Attachment to the Stairwell Janitor
“I tell him: since you’re worthless, leave, go. Why are you bothering us? He says: no. I won’t go! My words make no sense to him. Just like that calligrapher who wrote three types of script: one only he could read... one both he and others could read... and one neither he nor others could read. That third script is mine when I speak. Neither I understand it, nor does anyone else.”
- Shams Tabrizi.
The elder compared the mind to a plain and various events to a flood.
The more bushes and trees (which symbolize attachment) there are in this plain, the more the flood's force is neutralized, leaving almost nothing behind.
But when you feel no attachment to anything, or these bushes and trees are minimal (or more accurately, when you’re depressed), even simple events become like devastating floods, erasing your presence.
This is how, when the stairwell janitor knocks and asks to place shoes inside the shoe rack, your lack of attachment to the stairwell residents overwhelms you and might bring you to tears.
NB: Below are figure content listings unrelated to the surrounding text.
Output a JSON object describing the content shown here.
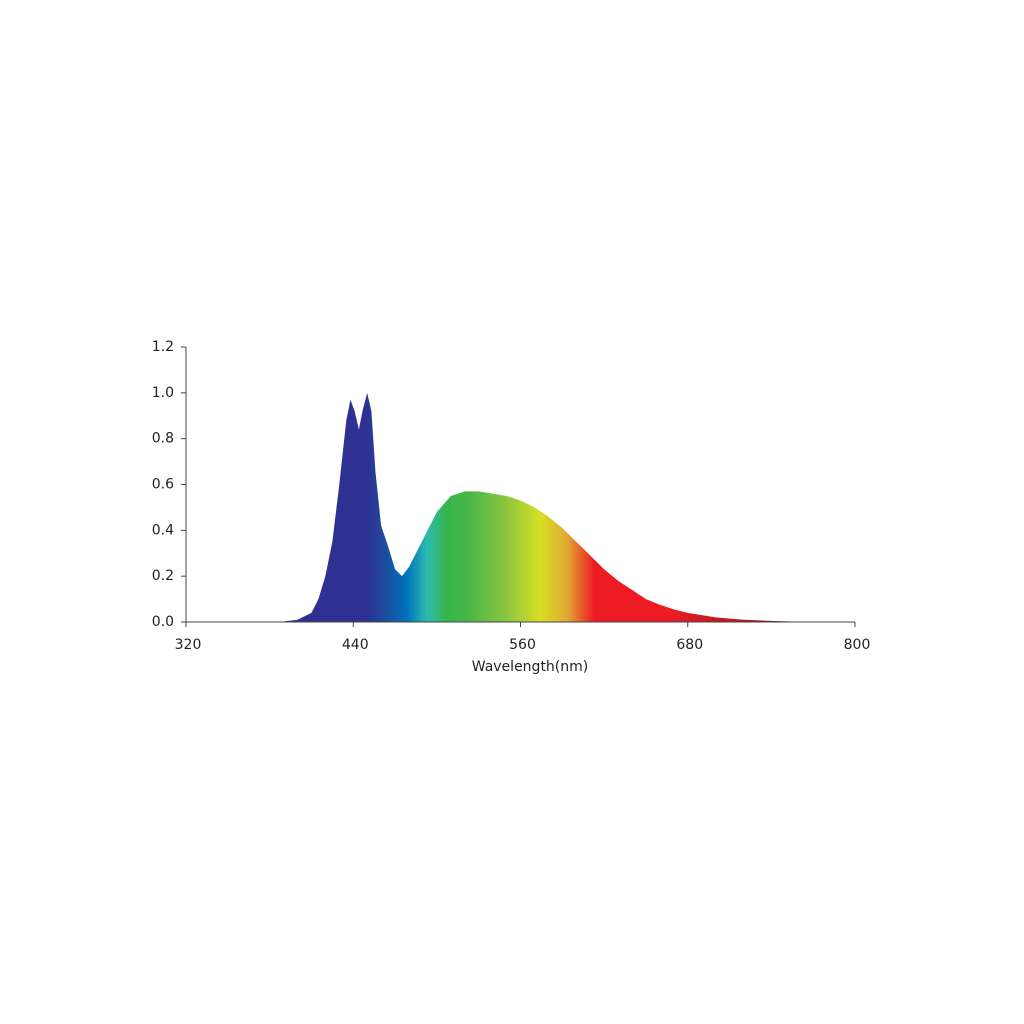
{
  "chart_data": {
    "type": "area",
    "x_label": "Wavelength(nm)",
    "x": [
      380,
      390,
      400,
      410,
      415,
      420,
      425,
      430,
      435,
      438,
      441,
      444,
      447,
      450,
      453,
      456,
      460,
      465,
      470,
      475,
      480,
      490,
      500,
      510,
      520,
      530,
      540,
      550,
      560,
      570,
      580,
      590,
      600,
      610,
      620,
      630,
      640,
      650,
      660,
      670,
      680,
      700,
      720,
      740,
      760,
      780
    ],
    "values": [
      0,
      0.002,
      0.01,
      0.04,
      0.1,
      0.2,
      0.35,
      0.6,
      0.88,
      0.97,
      0.92,
      0.84,
      0.93,
      1.0,
      0.92,
      0.65,
      0.42,
      0.33,
      0.23,
      0.2,
      0.24,
      0.36,
      0.48,
      0.55,
      0.57,
      0.57,
      0.56,
      0.55,
      0.53,
      0.5,
      0.46,
      0.41,
      0.35,
      0.29,
      0.23,
      0.18,
      0.14,
      0.1,
      0.075,
      0.055,
      0.04,
      0.02,
      0.01,
      0.005,
      0.001,
      0
    ],
    "xlim": [
      320,
      800
    ],
    "xticks": [
      320,
      440,
      560,
      680,
      800
    ],
    "ylim": [
      0,
      1.2
    ],
    "yticks": [
      {
        "value": 0,
        "label": "0.0"
      },
      0.2,
      0.4,
      0.6,
      0.8,
      {
        "value": 1,
        "label": "1.0"
      },
      1.2
    ],
    "grid": false
  }
}
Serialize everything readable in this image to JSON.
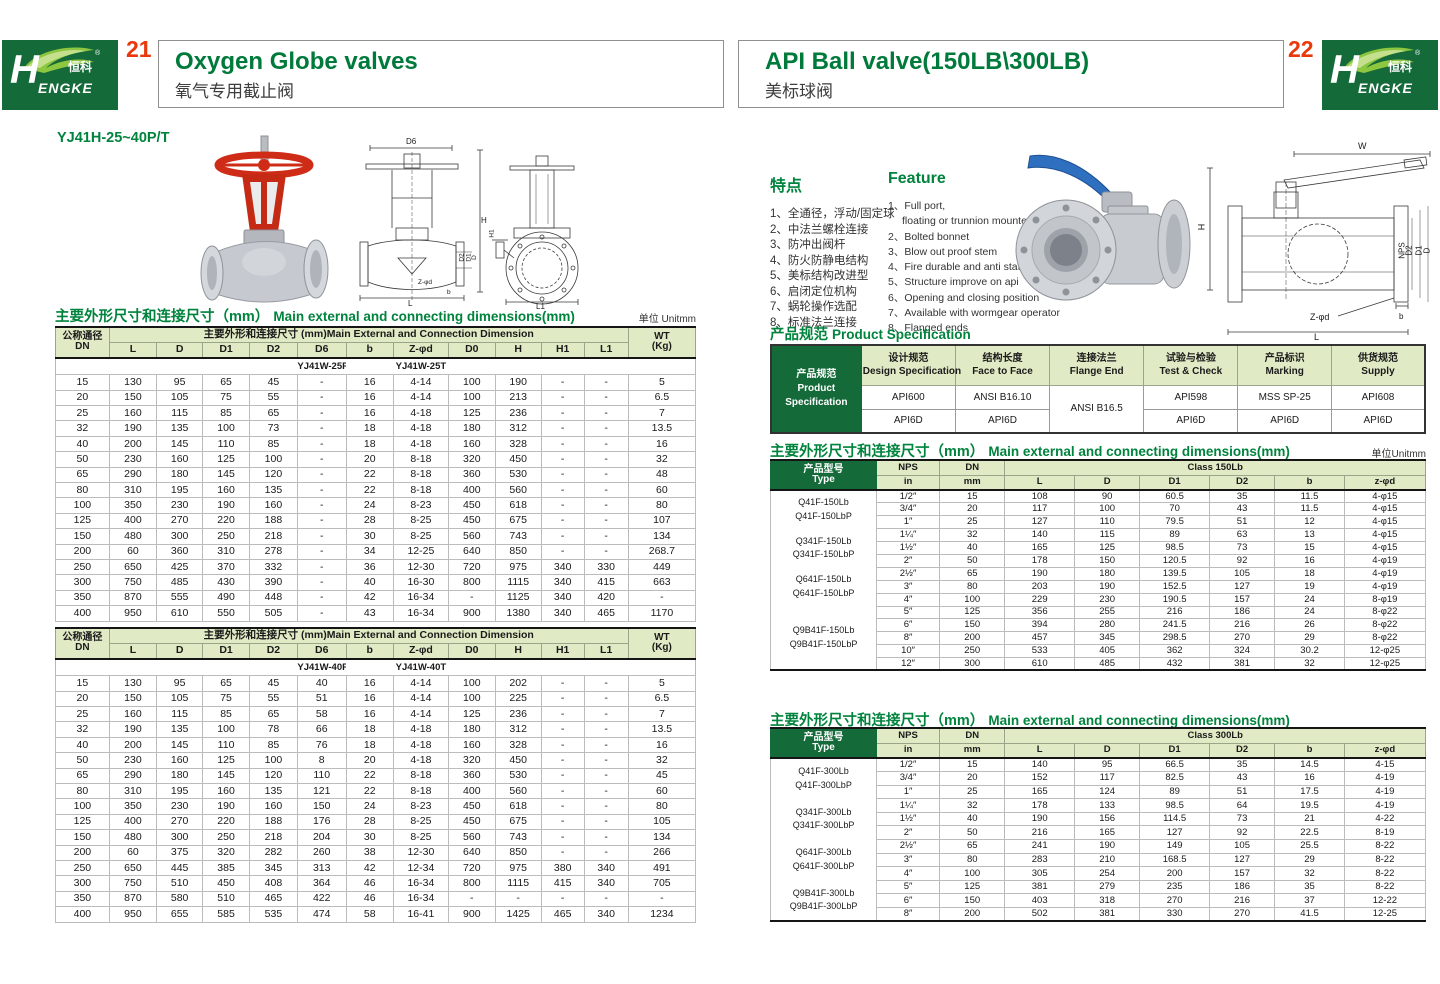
{
  "brand": {
    "h": "H",
    "rest": "ENGKE",
    "cn": "恒科",
    "reg": "®"
  },
  "left": {
    "page_no": "21",
    "title_en": "Oxygen Globe valves",
    "title_zh": "氧气专用截止阀",
    "model": "YJ41H-25~40P/T",
    "section_title_zh": "主要外形尺寸和连接尺寸（mm）",
    "section_title_en": "Main external and connecting dimensions(mm)",
    "unit": "单位 Unitmm",
    "table1": [
      [
        {
          "lines": [
            "公称通径",
            "DN"
          ],
          "rowspan": 2,
          "cls": "h h2 hc"
        },
        {
          "text": "主要外形和连接尺寸 (mm)Main External and Connection Dimension",
          "colspan": 11,
          "cls": "h"
        },
        {
          "lines": [
            "WT",
            "(Kg)"
          ],
          "rowspan": 2,
          "cls": "h h2 hc"
        }
      ],
      [
        {
          "text": "L",
          "cls": "h h2"
        },
        {
          "text": "D",
          "cls": "h h2"
        },
        {
          "text": "D1",
          "cls": "h h2"
        },
        {
          "text": "D2",
          "cls": "h h2"
        },
        {
          "text": "D6",
          "cls": "h h2"
        },
        {
          "text": "b",
          "cls": "h h2"
        },
        {
          "text": "Z-φd",
          "cls": "h h2"
        },
        {
          "text": "D0",
          "cls": "h h2"
        },
        {
          "text": "H",
          "cls": "h h2"
        },
        {
          "text": "H1",
          "cls": "h h2"
        },
        {
          "text": "L1",
          "cls": "h h2"
        }
      ],
      [
        {
          "text": "",
          "colspan": 5,
          "cls": "nb"
        },
        {
          "text": "YJ41W-25P",
          "cls": "nb"
        },
        {
          "text": "",
          "cls": "nb"
        },
        {
          "text": "YJ41W-25T",
          "cls": "nb"
        },
        {
          "text": "",
          "colspan": 5,
          "cls": "nb"
        }
      ],
      [
        "15",
        "130",
        "95",
        "65",
        "45",
        "-",
        "16",
        "4-14",
        "100",
        "190",
        "-",
        "-",
        "5"
      ],
      [
        "20",
        "150",
        "105",
        "75",
        "55",
        "-",
        "16",
        "4-14",
        "100",
        "213",
        "-",
        "-",
        "6.5"
      ],
      [
        "25",
        "160",
        "115",
        "85",
        "65",
        "-",
        "16",
        "4-18",
        "125",
        "236",
        "-",
        "-",
        "7"
      ],
      [
        "32",
        "190",
        "135",
        "100",
        "73",
        "-",
        "18",
        "4-18",
        "180",
        "312",
        "-",
        "-",
        "13.5"
      ],
      [
        "40",
        "200",
        "145",
        "110",
        "85",
        "-",
        "18",
        "4-18",
        "160",
        "328",
        "-",
        "-",
        "16"
      ],
      [
        "50",
        "230",
        "160",
        "125",
        "100",
        "-",
        "20",
        "8-18",
        "320",
        "450",
        "-",
        "-",
        "32"
      ],
      [
        "65",
        "290",
        "180",
        "145",
        "120",
        "-",
        "22",
        "8-18",
        "360",
        "530",
        "-",
        "-",
        "48"
      ],
      [
        "80",
        "310",
        "195",
        "160",
        "135",
        "-",
        "22",
        "8-18",
        "400",
        "560",
        "-",
        "-",
        "60"
      ],
      [
        "100",
        "350",
        "230",
        "190",
        "160",
        "-",
        "24",
        "8-23",
        "450",
        "618",
        "-",
        "-",
        "80"
      ],
      [
        "125",
        "400",
        "270",
        "220",
        "188",
        "-",
        "28",
        "8-25",
        "450",
        "675",
        "-",
        "-",
        "107"
      ],
      [
        "150",
        "480",
        "300",
        "250",
        "218",
        "-",
        "30",
        "8-25",
        "560",
        "743",
        "-",
        "-",
        "134"
      ],
      [
        "200",
        "60",
        "360",
        "310",
        "278",
        "-",
        "34",
        "12-25",
        "640",
        "850",
        "-",
        "-",
        "268.7"
      ],
      [
        "250",
        "650",
        "425",
        "370",
        "332",
        "-",
        "36",
        "12-30",
        "720",
        "975",
        "340",
        "330",
        "449"
      ],
      [
        "300",
        "750",
        "485",
        "430",
        "390",
        "-",
        "40",
        "16-30",
        "800",
        "1115",
        "340",
        "415",
        "663"
      ],
      [
        "350",
        "870",
        "555",
        "490",
        "448",
        "-",
        "42",
        "16-34",
        "-",
        "1125",
        "340",
        "420",
        "-"
      ],
      [
        "400",
        "950",
        "610",
        "550",
        "505",
        "-",
        "43",
        "16-34",
        "900",
        "1380",
        "340",
        "465",
        "1170"
      ]
    ],
    "table2": [
      [
        {
          "lines": [
            "公称通径",
            "DN"
          ],
          "rowspan": 2,
          "cls": "h h2 hc"
        },
        {
          "text": "主要外形和连接尺寸 (mm)Main External and Connection Dimension",
          "colspan": 11,
          "cls": "h"
        },
        {
          "lines": [
            "WT",
            "(Kg)"
          ],
          "rowspan": 2,
          "cls": "h h2 hc"
        }
      ],
      [
        {
          "text": "L",
          "cls": "h h2"
        },
        {
          "text": "D",
          "cls": "h h2"
        },
        {
          "text": "D1",
          "cls": "h h2"
        },
        {
          "text": "D2",
          "cls": "h h2"
        },
        {
          "text": "D6",
          "cls": "h h2"
        },
        {
          "text": "b",
          "cls": "h h2"
        },
        {
          "text": "Z-φd",
          "cls": "h h2"
        },
        {
          "text": "D0",
          "cls": "h h2"
        },
        {
          "text": "H",
          "cls": "h h2"
        },
        {
          "text": "H1",
          "cls": "h h2"
        },
        {
          "text": "L1",
          "cls": "h h2"
        }
      ],
      [
        {
          "text": "",
          "colspan": 5,
          "cls": "nb"
        },
        {
          "text": "YJ41W-40P",
          "cls": "nb"
        },
        {
          "text": "",
          "cls": "nb"
        },
        {
          "text": "YJ41W-40T",
          "cls": "nb"
        },
        {
          "text": "",
          "colspan": 5,
          "cls": "nb"
        }
      ],
      [
        "15",
        "130",
        "95",
        "65",
        "45",
        "40",
        "16",
        "4-14",
        "100",
        "202",
        "-",
        "-",
        "5"
      ],
      [
        "20",
        "150",
        "105",
        "75",
        "55",
        "51",
        "16",
        "4-14",
        "100",
        "225",
        "-",
        "-",
        "6.5"
      ],
      [
        "25",
        "160",
        "115",
        "85",
        "65",
        "58",
        "16",
        "4-14",
        "125",
        "236",
        "-",
        "-",
        "7"
      ],
      [
        "32",
        "190",
        "135",
        "100",
        "78",
        "66",
        "18",
        "4-18",
        "180",
        "312",
        "-",
        "-",
        "13.5"
      ],
      [
        "40",
        "200",
        "145",
        "110",
        "85",
        "76",
        "18",
        "4-18",
        "160",
        "328",
        "-",
        "-",
        "16"
      ],
      [
        "50",
        "230",
        "160",
        "125",
        "100",
        "8",
        "20",
        "4-18",
        "320",
        "450",
        "-",
        "-",
        "32"
      ],
      [
        "65",
        "290",
        "180",
        "145",
        "120",
        "110",
        "22",
        "8-18",
        "360",
        "530",
        "-",
        "-",
        "45"
      ],
      [
        "80",
        "310",
        "195",
        "160",
        "135",
        "121",
        "22",
        "8-18",
        "400",
        "560",
        "-",
        "-",
        "60"
      ],
      [
        "100",
        "350",
        "230",
        "190",
        "160",
        "150",
        "24",
        "8-23",
        "450",
        "618",
        "-",
        "-",
        "80"
      ],
      [
        "125",
        "400",
        "270",
        "220",
        "188",
        "176",
        "28",
        "8-25",
        "450",
        "675",
        "-",
        "-",
        "105"
      ],
      [
        "150",
        "480",
        "300",
        "250",
        "218",
        "204",
        "30",
        "8-25",
        "560",
        "743",
        "-",
        "-",
        "134"
      ],
      [
        "200",
        "60",
        "375",
        "320",
        "282",
        "260",
        "38",
        "12-30",
        "640",
        "850",
        "-",
        "-",
        "266"
      ],
      [
        "250",
        "650",
        "445",
        "385",
        "345",
        "313",
        "42",
        "12-34",
        "720",
        "975",
        "380",
        "340",
        "491"
      ],
      [
        "300",
        "750",
        "510",
        "450",
        "408",
        "364",
        "46",
        "16-34",
        "800",
        "1115",
        "415",
        "340",
        "705"
      ],
      [
        "350",
        "870",
        "580",
        "510",
        "465",
        "422",
        "46",
        "16-34",
        "-",
        "-",
        "-",
        "-",
        "-"
      ],
      [
        "400",
        "950",
        "655",
        "585",
        "535",
        "474",
        "58",
        "16-41",
        "900",
        "1425",
        "465",
        "340",
        "1234"
      ]
    ]
  },
  "right": {
    "page_no": "22",
    "title_en": "API Ball valve(150LB\\300LB)",
    "title_zh": "美标球阀",
    "features_zh_title": "特点",
    "features_zh": [
      "1、全通径，浮动/固定球",
      "2、中法兰螺栓连接",
      "3、防冲出阀杆",
      "4、防火防静电结构",
      "5、美标结构改进型",
      "6、启闭定位机构",
      "7、蜗轮操作选配",
      "8、标准法兰连接"
    ],
    "features_en_title": "Feature",
    "features_en": [
      [
        "1、Full port,",
        "floating or trunnion mounte type"
      ],
      "2、Bolted bonnet",
      "3、Blow out proof stem",
      "4、Fire durable and anti static safety",
      "5、Structure improve on api",
      "6、Opening and closing position",
      "7、Available with wormgear operator",
      "8、Flanged ends"
    ],
    "spec_title_zh": "产品规范",
    "spec_title_en": "Product Specification",
    "spec_table": [
      [
        {
          "lines": [
            "产品规范",
            "Product",
            "Specification"
          ],
          "rowspan": 3,
          "cls": "corner"
        },
        {
          "lines": [
            "设计规范",
            "Design Specification"
          ],
          "cls": "h"
        },
        {
          "lines": [
            "结构长度",
            "Face to Face"
          ],
          "cls": "h"
        },
        {
          "lines": [
            "连接法兰",
            "Flange End"
          ],
          "cls": "h"
        },
        {
          "lines": [
            "试验与检验",
            "Test & Check"
          ],
          "cls": "h"
        },
        {
          "lines": [
            "产品标识",
            "Marking"
          ],
          "cls": "h"
        },
        {
          "lines": [
            "供货规范",
            "Supply"
          ],
          "cls": "h"
        }
      ],
      [
        "API600",
        "ANSI B16.10",
        {
          "text": "ANSI B16.5",
          "rowspan": 2
        },
        "API598",
        "MSS SP-25",
        "API608"
      ],
      [
        "API6D",
        "API6D",
        "API6D",
        "API6D",
        "API6D"
      ]
    ],
    "dim_title_zh": "主要外形尺寸和连接尺寸（mm）",
    "dim_title_en": "Main external and connecting dimensions(mm)",
    "unit150": "单位Unitmm",
    "t150": [
      [
        {
          "lines": [
            "产品型号",
            "Type"
          ],
          "rowspan": 2,
          "cls": "corner h2"
        },
        {
          "text": "NPS",
          "cls": "h"
        },
        {
          "text": "DN",
          "cls": "h"
        },
        {
          "text": "Class 150Lb",
          "colspan": 6,
          "cls": "h"
        }
      ],
      [
        {
          "text": "in",
          "cls": "h h2"
        },
        {
          "text": "mm",
          "cls": "h h2"
        },
        {
          "text": "L",
          "cls": "h h2"
        },
        {
          "text": "D",
          "cls": "h h2"
        },
        {
          "text": "D1",
          "cls": "h h2"
        },
        {
          "text": "D2",
          "cls": "h h2"
        },
        {
          "text": "b",
          "cls": "h h2"
        },
        {
          "text": "z-φd",
          "cls": "h h2"
        }
      ],
      [
        {
          "lines": [
            "Q41F-150Lb",
            "Q41F-150LbP"
          ],
          "rowspan": 3,
          "cls": "tcell"
        },
        "1/2″",
        "15",
        "108",
        "90",
        "60.5",
        "35",
        "11.5",
        "4-φ15"
      ],
      [
        "3/4″",
        "20",
        "117",
        "100",
        "70",
        "43",
        "11.5",
        "4-φ15"
      ],
      [
        "1″",
        "25",
        "127",
        "110",
        "79.5",
        "51",
        "12",
        "4-φ15"
      ],
      [
        {
          "lines": [
            "Q341F-150Lb",
            "Q341F-150LbP"
          ],
          "rowspan": 3,
          "cls": "tcell"
        },
        "1¼″",
        "32",
        "140",
        "115",
        "89",
        "63",
        "13",
        "4-φ15"
      ],
      [
        "1½″",
        "40",
        "165",
        "125",
        "98.5",
        "73",
        "15",
        "4-φ15"
      ],
      [
        "2″",
        "50",
        "178",
        "150",
        "120.5",
        "92",
        "16",
        "4-φ19"
      ],
      [
        {
          "lines": [
            "Q641F-150Lb",
            "Q641F-150LbP"
          ],
          "rowspan": 3,
          "cls": "tcell"
        },
        "2½″",
        "65",
        "190",
        "180",
        "139.5",
        "105",
        "18",
        "4-φ19"
      ],
      [
        "3″",
        "80",
        "203",
        "190",
        "152.5",
        "127",
        "19",
        "4-φ19"
      ],
      [
        "4″",
        "100",
        "229",
        "230",
        "190.5",
        "157",
        "24",
        "8-φ19"
      ],
      [
        {
          "lines": [
            "Q9B41F-150Lb",
            "Q9B41F-150LbP"
          ],
          "rowspan": 5,
          "cls": "tcell"
        },
        "5″",
        "125",
        "356",
        "255",
        "216",
        "186",
        "24",
        "8-φ22"
      ],
      [
        "6″",
        "150",
        "394",
        "280",
        "241.5",
        "216",
        "26",
        "8-φ22"
      ],
      [
        "8″",
        "200",
        "457",
        "345",
        "298.5",
        "270",
        "29",
        "8-φ22"
      ],
      [
        "10″",
        "250",
        "533",
        "405",
        "362",
        "324",
        "30.2",
        "12-φ25"
      ],
      [
        "12″",
        "300",
        "610",
        "485",
        "432",
        "381",
        "32",
        "12-φ25"
      ]
    ],
    "t300": [
      [
        {
          "lines": [
            "产品型号",
            "Type"
          ],
          "rowspan": 2,
          "cls": "corner h2"
        },
        {
          "text": "NPS",
          "cls": "h"
        },
        {
          "text": "DN",
          "cls": "h"
        },
        {
          "text": "Class 300Lb",
          "colspan": 6,
          "cls": "h"
        }
      ],
      [
        {
          "text": "in",
          "cls": "h h2"
        },
        {
          "text": "mm",
          "cls": "h h2"
        },
        {
          "text": "L",
          "cls": "h h2"
        },
        {
          "text": "D",
          "cls": "h h2"
        },
        {
          "text": "D1",
          "cls": "h h2"
        },
        {
          "text": "D2",
          "cls": "h h2"
        },
        {
          "text": "b",
          "cls": "h h2"
        },
        {
          "text": "z-φd",
          "cls": "h h2"
        }
      ],
      [
        {
          "lines": [
            "Q41F-300Lb",
            "Q41F-300LbP"
          ],
          "rowspan": 3,
          "cls": "tcell"
        },
        "1/2″",
        "15",
        "140",
        "95",
        "66.5",
        "35",
        "14.5",
        "4-15"
      ],
      [
        "3/4″",
        "20",
        "152",
        "117",
        "82.5",
        "43",
        "16",
        "4-19"
      ],
      [
        "1″",
        "25",
        "165",
        "124",
        "89",
        "51",
        "17.5",
        "4-19"
      ],
      [
        {
          "lines": [
            "Q341F-300Lb",
            "Q341F-300LbP"
          ],
          "rowspan": 3,
          "cls": "tcell"
        },
        "1¼″",
        "32",
        "178",
        "133",
        "98.5",
        "64",
        "19.5",
        "4-19"
      ],
      [
        "1½″",
        "40",
        "190",
        "156",
        "114.5",
        "73",
        "21",
        "4-22"
      ],
      [
        "2″",
        "50",
        "216",
        "165",
        "127",
        "92",
        "22.5",
        "8-19"
      ],
      [
        {
          "lines": [
            "Q641F-300Lb",
            "Q641F-300LbP"
          ],
          "rowspan": 3,
          "cls": "tcell"
        },
        "2½″",
        "65",
        "241",
        "190",
        "149",
        "105",
        "25.5",
        "8-22"
      ],
      [
        "3″",
        "80",
        "283",
        "210",
        "168.5",
        "127",
        "29",
        "8-22"
      ],
      [
        "4″",
        "100",
        "305",
        "254",
        "200",
        "157",
        "32",
        "8-22"
      ],
      [
        {
          "lines": [
            "Q9B41F-300Lb",
            "Q9B41F-300LbP"
          ],
          "rowspan": 3,
          "cls": "tcell"
        },
        "5″",
        "125",
        "381",
        "279",
        "235",
        "186",
        "35",
        "8-22"
      ],
      [
        "6″",
        "150",
        "403",
        "318",
        "270",
        "216",
        "37",
        "12-22"
      ],
      [
        "8″",
        "200",
        "502",
        "381",
        "330",
        "270",
        "41.5",
        "12-25"
      ]
    ]
  },
  "diagrams": {
    "globe_front": {
      "d6": "D6",
      "h": "H",
      "d2": "D2",
      "d1": "D1",
      "d": "D",
      "z": "Z-φd",
      "l": "L",
      "b": "b"
    },
    "globe_side": {
      "h1": "H1",
      "l1": "L1"
    },
    "ball": {
      "w": "W",
      "h": "H",
      "nps": "NPS",
      "d2": "D2",
      "d1": "D1",
      "d": "D",
      "z": "Z-φd",
      "b": "b",
      "l": "L"
    }
  }
}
Sometimes when I go for a walk, after 45 minutes I find myself standing at an intersection, unsure where to go, this is when the crisis hits.
It’s similar to AIDS. For those unaware, the HIV virus itself doesn’t directly damage tissues or show immediate effects. It attacks a specific type of white blood cell, gradually destroying them. Eventually, it’s the weakened immune system that turns normally harmless microbes into deadly diseases, leading to the body being unable to cope and, ultimately, death.